A multi-objective feature selection method using Newton’s law based PSO with GWO

Abstract

In high dimensional data, the Feature Selection (FS) approach plays an important role in overcoming accuracy, time complexity, and space complexity. This paper proposes a binary version of the hybrid two-phase multi-objective FS approach, based on Particle Swarm Optimization (PSO) and Gray Wolf Optimization (GWO). The first objective is to minimize the classification error rate, and the second objective is to reduce the number of selected features. In the first phase, the proposed approach performs the global search, and in the second phase, it goes for the local search.
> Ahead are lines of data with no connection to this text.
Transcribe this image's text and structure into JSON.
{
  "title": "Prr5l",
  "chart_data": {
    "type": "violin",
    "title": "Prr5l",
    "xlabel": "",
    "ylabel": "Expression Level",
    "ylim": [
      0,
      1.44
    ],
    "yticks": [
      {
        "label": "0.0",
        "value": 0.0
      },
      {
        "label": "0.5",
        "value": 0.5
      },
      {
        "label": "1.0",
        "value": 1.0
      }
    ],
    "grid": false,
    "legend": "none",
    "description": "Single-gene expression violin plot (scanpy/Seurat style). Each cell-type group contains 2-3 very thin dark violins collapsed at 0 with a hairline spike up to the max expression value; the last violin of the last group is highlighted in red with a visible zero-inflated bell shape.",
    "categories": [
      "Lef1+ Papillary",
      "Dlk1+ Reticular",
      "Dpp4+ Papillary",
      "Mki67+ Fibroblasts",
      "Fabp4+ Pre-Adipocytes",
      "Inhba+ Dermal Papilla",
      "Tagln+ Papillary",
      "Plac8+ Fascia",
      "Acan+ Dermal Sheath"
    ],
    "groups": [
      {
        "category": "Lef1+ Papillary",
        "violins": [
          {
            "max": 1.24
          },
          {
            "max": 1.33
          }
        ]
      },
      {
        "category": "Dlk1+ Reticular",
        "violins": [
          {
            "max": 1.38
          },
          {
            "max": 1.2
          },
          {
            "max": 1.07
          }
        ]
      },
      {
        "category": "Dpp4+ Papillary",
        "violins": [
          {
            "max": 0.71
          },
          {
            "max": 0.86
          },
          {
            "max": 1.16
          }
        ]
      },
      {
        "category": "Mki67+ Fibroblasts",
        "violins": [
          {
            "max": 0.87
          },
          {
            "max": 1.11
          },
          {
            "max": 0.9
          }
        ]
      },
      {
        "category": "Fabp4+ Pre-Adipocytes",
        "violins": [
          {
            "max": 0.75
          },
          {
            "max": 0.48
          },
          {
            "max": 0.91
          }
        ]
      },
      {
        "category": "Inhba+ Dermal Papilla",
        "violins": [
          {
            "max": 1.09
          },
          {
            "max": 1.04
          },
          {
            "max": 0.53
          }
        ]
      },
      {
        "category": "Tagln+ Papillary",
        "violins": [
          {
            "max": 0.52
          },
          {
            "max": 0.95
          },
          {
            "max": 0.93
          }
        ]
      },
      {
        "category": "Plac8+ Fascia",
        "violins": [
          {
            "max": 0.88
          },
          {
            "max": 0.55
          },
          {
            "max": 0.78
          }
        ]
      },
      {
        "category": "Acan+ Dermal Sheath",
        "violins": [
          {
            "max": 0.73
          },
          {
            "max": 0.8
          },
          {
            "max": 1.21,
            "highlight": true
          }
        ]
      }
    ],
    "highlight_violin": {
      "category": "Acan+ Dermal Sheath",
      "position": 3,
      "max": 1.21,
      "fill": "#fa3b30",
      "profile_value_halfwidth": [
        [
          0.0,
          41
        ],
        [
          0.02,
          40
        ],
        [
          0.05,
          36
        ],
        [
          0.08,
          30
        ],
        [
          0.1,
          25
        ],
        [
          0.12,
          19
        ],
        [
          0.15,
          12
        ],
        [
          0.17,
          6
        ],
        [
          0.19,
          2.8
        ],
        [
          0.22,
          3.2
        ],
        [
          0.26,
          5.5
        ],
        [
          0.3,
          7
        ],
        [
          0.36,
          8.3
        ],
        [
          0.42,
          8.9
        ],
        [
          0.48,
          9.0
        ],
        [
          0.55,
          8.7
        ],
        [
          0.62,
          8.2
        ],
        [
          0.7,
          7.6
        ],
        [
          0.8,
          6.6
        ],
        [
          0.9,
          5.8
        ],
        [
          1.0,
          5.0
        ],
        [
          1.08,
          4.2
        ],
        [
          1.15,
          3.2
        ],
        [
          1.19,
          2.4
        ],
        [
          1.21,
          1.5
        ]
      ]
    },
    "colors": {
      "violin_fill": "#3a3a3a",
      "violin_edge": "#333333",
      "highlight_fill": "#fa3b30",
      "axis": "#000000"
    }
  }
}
In the case of global search, i.e., for the exploration phase, the property of PSO is used. In the case of local search, i.e., for the exploitation phase, the proposed method uses the modified version of PSO and GWO. The particles are learning not only from the positions but also from the mass and acceleration, based upon Newton’s second law of motion. In some cases, while in the iterations for updation of particles, a stall arises. Due to which the particles are not updating their positions. To avoid the stall in the iterations, this paper introduces a new term, i.e., population factor, which can omit the stall in the iterations if it arises. The prominent features which are selected from the proposed approach are tested on five well-known classification algorithms. The performance of the proposed approach is investigated on eight high-dimensional gene expression data. Experimental results comparison shows that the proposed approach for FS performs efficiently and effectively than other metaheuristics, statistical, and multi-objective FS methods.